Let t \in \mathbb{R} be large.
Let f be a function over [0,t] satisfying f(0) = 1 and f'(x) = e^{-f(x)} for all x.
Let g be a function over [0,t] satisfying g(0) = 1 and g'(x) = (1 - g(x)/t^2)^{t^2} for all x. Note that g'(x) \sim e^{-g(x)}.

Without solving the two differential equations and finding out f and g (which can be done at least approximately), can the fact that f(0)=g(0)=1 and g'(x) \sim e^{-g(x)} be used to show that f(x) \sim g(x) for all x in [0,t] ?

 

[HallsofIvy]

Let t \in \mathbb{R} be large.
Let f be a function over [0,t] satisfying f(0) = 1 and f'(x) = e^{-f(x)} for all x.
Let g be a function over [0,t] satisfying g(0) = 1 and g'(x) = (1 - g(x)/t^2)^{t^2} for all x.

This makes no sense. If g is a function of x only, its derivative cannot depend upon both x and t. Did you mean g'(x) = (1 - g(x)/x^2)^{x^2}?
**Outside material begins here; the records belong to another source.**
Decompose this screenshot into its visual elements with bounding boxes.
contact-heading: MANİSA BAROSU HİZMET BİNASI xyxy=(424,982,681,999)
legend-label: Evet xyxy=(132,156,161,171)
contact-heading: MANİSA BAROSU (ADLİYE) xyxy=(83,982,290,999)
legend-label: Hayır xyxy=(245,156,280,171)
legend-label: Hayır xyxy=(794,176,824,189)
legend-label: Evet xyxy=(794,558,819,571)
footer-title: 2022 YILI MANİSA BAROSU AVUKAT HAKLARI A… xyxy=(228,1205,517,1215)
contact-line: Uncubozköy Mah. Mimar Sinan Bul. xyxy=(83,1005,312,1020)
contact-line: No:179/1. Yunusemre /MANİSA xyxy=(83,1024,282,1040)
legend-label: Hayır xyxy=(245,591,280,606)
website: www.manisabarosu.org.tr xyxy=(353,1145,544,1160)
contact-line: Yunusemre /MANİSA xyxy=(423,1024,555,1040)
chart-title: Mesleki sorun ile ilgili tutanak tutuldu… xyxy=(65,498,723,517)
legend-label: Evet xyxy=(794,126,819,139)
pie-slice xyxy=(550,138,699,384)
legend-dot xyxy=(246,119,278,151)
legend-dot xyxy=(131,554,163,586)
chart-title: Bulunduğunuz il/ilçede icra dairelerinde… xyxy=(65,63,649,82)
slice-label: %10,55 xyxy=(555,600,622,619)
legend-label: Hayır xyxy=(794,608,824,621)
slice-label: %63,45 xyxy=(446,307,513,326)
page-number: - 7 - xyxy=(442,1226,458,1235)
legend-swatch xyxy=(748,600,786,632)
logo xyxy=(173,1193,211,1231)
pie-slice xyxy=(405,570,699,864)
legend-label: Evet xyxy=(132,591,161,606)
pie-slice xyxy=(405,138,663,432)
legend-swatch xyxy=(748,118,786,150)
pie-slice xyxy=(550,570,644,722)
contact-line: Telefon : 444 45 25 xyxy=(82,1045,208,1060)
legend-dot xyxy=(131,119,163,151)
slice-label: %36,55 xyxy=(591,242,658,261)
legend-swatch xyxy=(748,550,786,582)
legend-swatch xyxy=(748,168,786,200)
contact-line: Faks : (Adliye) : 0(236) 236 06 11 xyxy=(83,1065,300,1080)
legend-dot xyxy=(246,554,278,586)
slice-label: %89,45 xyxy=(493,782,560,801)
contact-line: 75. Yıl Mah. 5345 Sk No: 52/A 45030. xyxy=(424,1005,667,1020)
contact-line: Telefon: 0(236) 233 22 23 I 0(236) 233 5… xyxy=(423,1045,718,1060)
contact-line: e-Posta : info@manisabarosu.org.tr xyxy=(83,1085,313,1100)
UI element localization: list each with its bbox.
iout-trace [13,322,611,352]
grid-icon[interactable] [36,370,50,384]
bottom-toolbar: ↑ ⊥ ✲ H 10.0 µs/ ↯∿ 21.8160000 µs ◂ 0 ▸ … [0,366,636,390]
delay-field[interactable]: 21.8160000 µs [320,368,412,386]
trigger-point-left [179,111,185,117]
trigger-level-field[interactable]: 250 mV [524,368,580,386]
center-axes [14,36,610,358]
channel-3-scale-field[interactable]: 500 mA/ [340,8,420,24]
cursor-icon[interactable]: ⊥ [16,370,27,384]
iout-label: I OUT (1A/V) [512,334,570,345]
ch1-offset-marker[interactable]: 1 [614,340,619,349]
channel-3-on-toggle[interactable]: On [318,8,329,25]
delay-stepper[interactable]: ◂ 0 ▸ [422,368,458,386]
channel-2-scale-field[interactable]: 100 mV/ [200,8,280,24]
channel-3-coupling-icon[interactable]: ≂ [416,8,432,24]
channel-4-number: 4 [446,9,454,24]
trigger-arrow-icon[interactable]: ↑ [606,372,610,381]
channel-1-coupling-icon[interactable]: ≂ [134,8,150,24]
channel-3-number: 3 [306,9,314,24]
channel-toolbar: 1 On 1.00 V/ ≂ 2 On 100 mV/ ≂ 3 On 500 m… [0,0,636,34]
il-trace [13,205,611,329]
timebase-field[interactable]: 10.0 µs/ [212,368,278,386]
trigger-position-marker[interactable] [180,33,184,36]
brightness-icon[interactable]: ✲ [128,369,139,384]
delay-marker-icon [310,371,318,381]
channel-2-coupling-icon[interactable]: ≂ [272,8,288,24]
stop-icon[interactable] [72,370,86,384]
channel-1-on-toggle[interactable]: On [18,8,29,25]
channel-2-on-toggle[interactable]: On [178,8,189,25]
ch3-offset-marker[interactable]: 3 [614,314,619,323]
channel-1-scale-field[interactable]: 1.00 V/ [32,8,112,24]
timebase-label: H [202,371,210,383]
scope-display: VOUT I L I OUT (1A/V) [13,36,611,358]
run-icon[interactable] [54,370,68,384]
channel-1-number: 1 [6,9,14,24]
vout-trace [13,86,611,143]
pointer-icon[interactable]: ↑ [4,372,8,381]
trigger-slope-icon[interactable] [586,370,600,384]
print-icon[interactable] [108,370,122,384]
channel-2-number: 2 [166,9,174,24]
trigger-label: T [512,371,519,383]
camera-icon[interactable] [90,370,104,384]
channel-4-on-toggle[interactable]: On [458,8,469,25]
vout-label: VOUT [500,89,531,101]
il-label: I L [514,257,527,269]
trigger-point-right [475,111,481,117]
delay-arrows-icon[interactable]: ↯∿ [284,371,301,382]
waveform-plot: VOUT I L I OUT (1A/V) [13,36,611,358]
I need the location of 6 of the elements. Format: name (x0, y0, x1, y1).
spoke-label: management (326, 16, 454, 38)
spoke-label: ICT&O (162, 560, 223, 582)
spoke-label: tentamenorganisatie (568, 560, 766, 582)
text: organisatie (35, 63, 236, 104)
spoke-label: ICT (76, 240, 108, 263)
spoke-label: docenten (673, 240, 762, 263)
Note that g'(x) \sim e^{-g(x)}.

Without solving the two differential equations and finding out f and g (which can be done at least approximately), can the fact that f(0)=g(0)=1 and g'(x) \sim e^{-g(x)} be used to show that f(x) \sim g(x) for all x in [0,t] ?

 

[Milligram]

HallsofIvy, I meant for g(x) to depend on x and t. You should think of t as being a large constant, say, t=10^{10}.